Saturday, August 12, 2023

The Last French Invasion of Spain

 From Atalayar:

If not the most majestic, the Trocadero Square in Paris is certainly the most grandiose, due to its size and its location in front of the immensity of the Eiffel Tower and the river Seine flowing between them. It is also certain that few of the many millions of Spaniards who visit it know both its origins and the history of what it commemorates.  
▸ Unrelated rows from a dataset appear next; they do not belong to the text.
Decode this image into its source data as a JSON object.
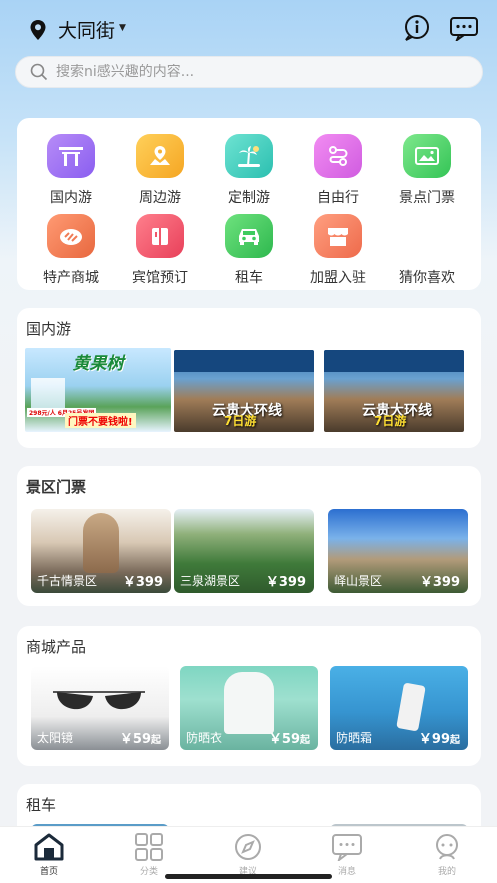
{
  "header": {
    "location": "大同街",
    "info_icon": "info-icon",
    "message_icon": "chat-icon"
  },
  "search": {
    "placeholder": "搜索ni感兴趣的内容..."
  },
  "categories": [
    {
      "label": "国内游",
      "icon": "gate-icon",
      "color": "#9a6cf0"
    },
    {
      "label": "周边游",
      "icon": "map-pin-icon",
      "color": "#f5b233"
    },
    {
      "label": "定制游",
      "icon": "palm-tree-icon",
      "color": "#3fd0c0"
    },
    {
      "label": "自由行",
      "icon": "route-icon",
      "color": "#e065e6"
    },
    {
      "label": "景点门票",
      "icon": "ticket-icon",
      "color": "#4dd06a"
    },
    {
      "label": "特产商城",
      "icon": "shop-icon",
      "color": "#f07b55"
    },
    {
      "label": "宾馆预订",
      "icon": "hotel-icon",
      "color": "#f0566a"
    },
    {
      "label": "租车",
      "icon": "car-icon",
      "color": "#3ecb5e"
    },
    {
      "label": "加盟入驻",
      "icon": "store-icon",
      "color": "#f47d5d"
    },
    {
      "label": "猜你喜欢",
      "icon": "",
      "color": ""
    }
  ],
  "domestic": {
    "title": "国内游",
    "banners": [
      {
        "title": "黄果树",
        "caption": "门票不要钱啦!",
        "sub": "298元/人 6月25号发团"
      },
      {
        "title": "云贵大环线",
        "caption": "7日游"
      },
      {
        "title": "云贵大环线",
        "caption": "7日游"
      }
    ]
  },
  "tickets": {
    "title": "景区门票",
    "items": [
      {
        "name": "千古情景区",
        "price": "￥399"
      },
      {
        "name": "三泉湖景区",
        "price": "￥399"
      },
      {
        "name": "峄山景区",
        "price": "￥399"
      }
    ]
  },
  "mall": {
    "title": "商城产品",
    "items": [
      {
        "name": "太阳镜",
        "price": "￥59",
        "unit": "起"
      },
      {
        "name": "防晒衣",
        "price": "￥59",
        "unit": "起"
      },
      {
        "name": "防晒霜",
        "price": "￥99",
        "unit": "起"
      }
    ]
  },
  "rental": {
    "title": "租车"
  },
  "nav": [
    {
      "label": "首页",
      "icon": "home-icon",
      "active": true
    },
    {
      "label": "分类",
      "icon": "grid-icon",
      "active": false
    },
    {
      "label": "建议",
      "icon": "compass-icon",
      "active": false
    },
    {
      "label": "消息",
      "icon": "message-icon",
      "active": false
    },
    {
      "label": "我的",
      "icon": "profile-icon",
      "active": false
    }
  ]
}
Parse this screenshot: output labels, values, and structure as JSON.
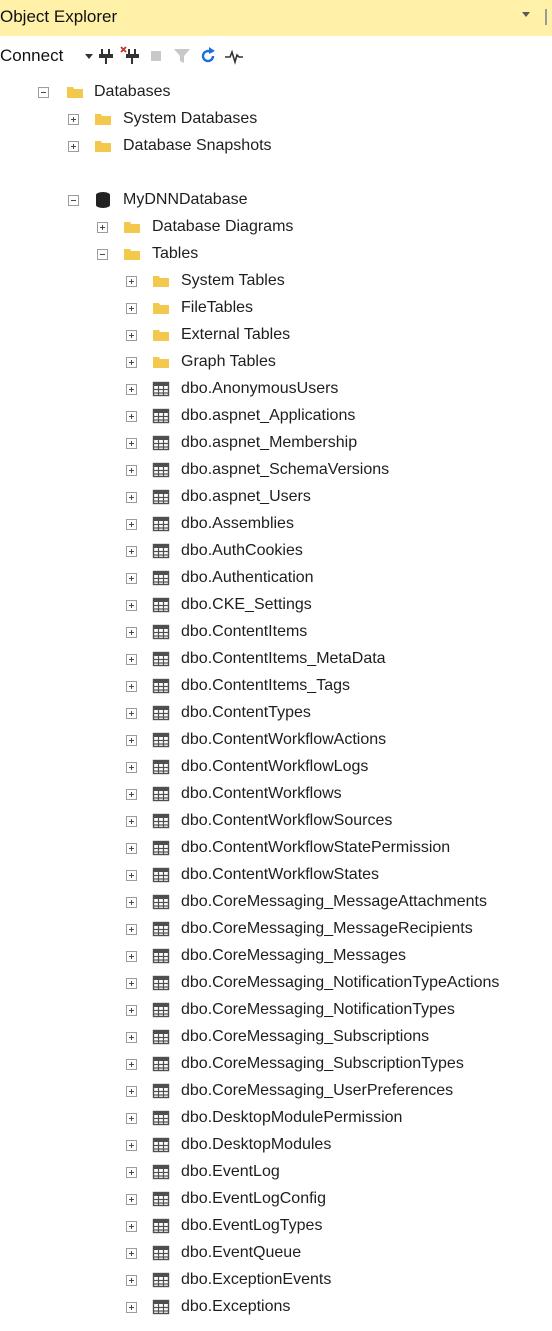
{
  "panel": {
    "title": "Object Explorer"
  },
  "toolbar": {
    "connect_label": "Connect"
  },
  "colors": {
    "title_bar": "#fff1a8",
    "folder": "#f2c94c",
    "table_icon": "#4f4f4f"
  },
  "tree": {
    "databases": "Databases",
    "system_databases": "System Databases",
    "database_snapshots": "Database Snapshots",
    "my_database": "MyDNNDatabase",
    "database_diagrams": "Database Diagrams",
    "tables": "Tables",
    "system_tables": "System Tables",
    "file_tables": "FileTables",
    "external_tables": "External Tables",
    "graph_tables": "Graph Tables",
    "table_items": [
      "dbo.AnonymousUsers",
      "dbo.aspnet_Applications",
      "dbo.aspnet_Membership",
      "dbo.aspnet_SchemaVersions",
      "dbo.aspnet_Users",
      "dbo.Assemblies",
      "dbo.AuthCookies",
      "dbo.Authentication",
      "dbo.CKE_Settings",
      "dbo.ContentItems",
      "dbo.ContentItems_MetaData",
      "dbo.ContentItems_Tags",
      "dbo.ContentTypes",
      "dbo.ContentWorkflowActions",
      "dbo.ContentWorkflowLogs",
      "dbo.ContentWorkflows",
      "dbo.ContentWorkflowSources",
      "dbo.ContentWorkflowStatePermission",
      "dbo.ContentWorkflowStates",
      "dbo.CoreMessaging_MessageAttachments",
      "dbo.CoreMessaging_MessageRecipients",
      "dbo.CoreMessaging_Messages",
      "dbo.CoreMessaging_NotificationTypeActions",
      "dbo.CoreMessaging_NotificationTypes",
      "dbo.CoreMessaging_Subscriptions",
      "dbo.CoreMessaging_SubscriptionTypes",
      "dbo.CoreMessaging_UserPreferences",
      "dbo.DesktopModulePermission",
      "dbo.DesktopModules",
      "dbo.EventLog",
      "dbo.EventLogConfig",
      "dbo.EventLogTypes",
      "dbo.EventQueue",
      "dbo.ExceptionEvents",
      "dbo.Exceptions"
    ]
  }
}
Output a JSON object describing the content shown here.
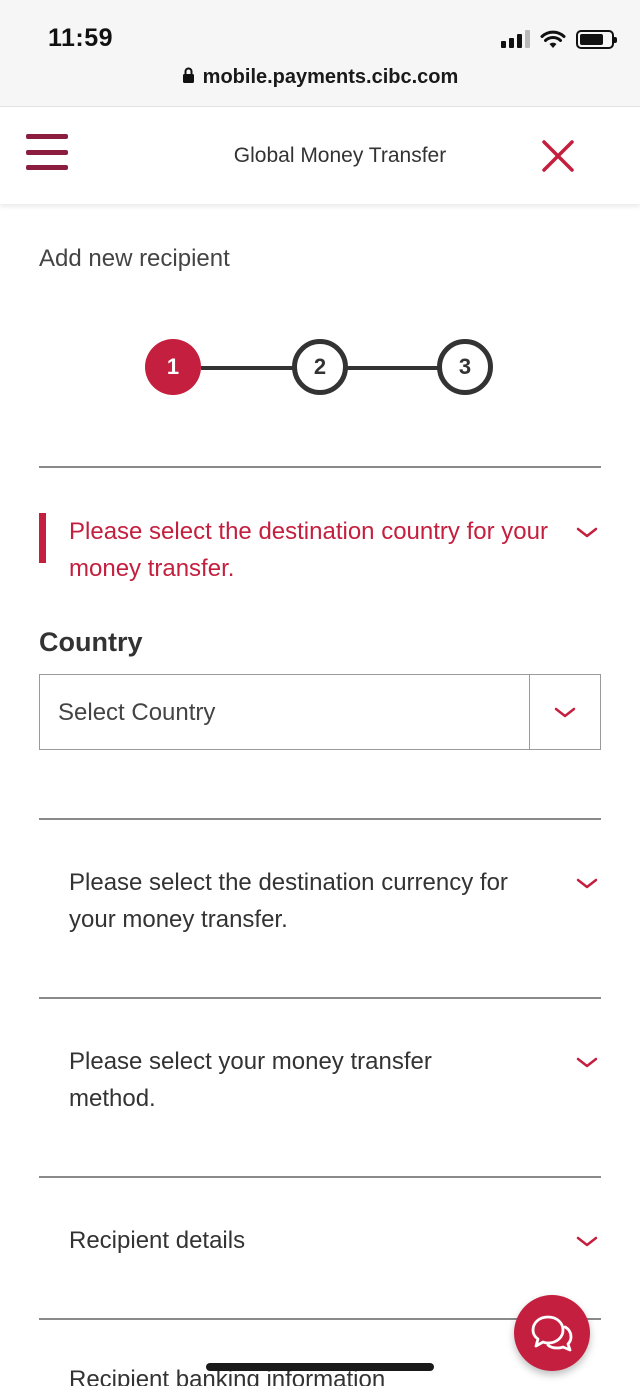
{
  "status_bar": {
    "time": "11:59",
    "icons": [
      "cellular-signal-icon",
      "wifi-icon",
      "battery-icon"
    ]
  },
  "browser": {
    "url": "mobile.payments.cibc.com",
    "lock_icon": "lock-icon"
  },
  "header": {
    "title": "Global Money Transfer",
    "menu_icon": "hamburger-menu-icon",
    "close_icon": "close-icon"
  },
  "page": {
    "subtitle": "Add new recipient",
    "steps": [
      "1",
      "2",
      "3"
    ],
    "current_step": "1"
  },
  "sections": [
    {
      "label": "Please select the destination country for your money transfer.",
      "state": "expanded"
    },
    {
      "label": "Please select the destination currency for your money transfer.",
      "state": "collapsed"
    },
    {
      "label": "Please select your money transfer method.",
      "state": "collapsed"
    },
    {
      "label": "Recipient details",
      "state": "collapsed"
    },
    {
      "label": "Recipient banking information",
      "state": "collapsed"
    }
  ],
  "country_field": {
    "label": "Country",
    "value": "Select Country"
  },
  "chat": {
    "icon": "chat-bubbles-icon"
  },
  "colors": {
    "brand_red": "#c41f3e",
    "menu_maroon": "#8b1e3f",
    "text_dark": "#333333"
  }
}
Trocadero Island, four kilometres long and one kilometre wide, is located in the Bay of Cadiz, leaving between it and the mainland a tongue of water, known there as the Caño, of the same name as the island. It was the last stronghold of the Spanish liberals who, following the pronunciamiento of Lieutenant Rafael Riego in 1820, had re-established the Constitution approved by the Cortes of Cadiz in 1812, and abolished in 1814 by Ferdinand VII on his return from his exile-captivity in France.  

The invasion of Spain by Napoleon's troops and the corresponding War of Independence, in addition to the immense destruction and looting of the country, would lead to the cornering of Spain in the European concert, enshrined in the Congress of Vienna (1815) following Napoleon's defeat at Waterloo, the cascade of uprisings by Creole leaders in the Spanish viceroyalties of America, and the consequent impoverishment of the country and the withdrawal of its society into itself, giving rise to a century plagued by military pronunciamientos and three civil wars. The 19th century began badly for Spain with the naval defeat by the British at Trafalgar (1805), commemorated in another great square in London. It ended with the 1898 disaster in Santiago de Cuba and the corresponding loss of that island, Puerto Rico and the Philippines. (Read more.)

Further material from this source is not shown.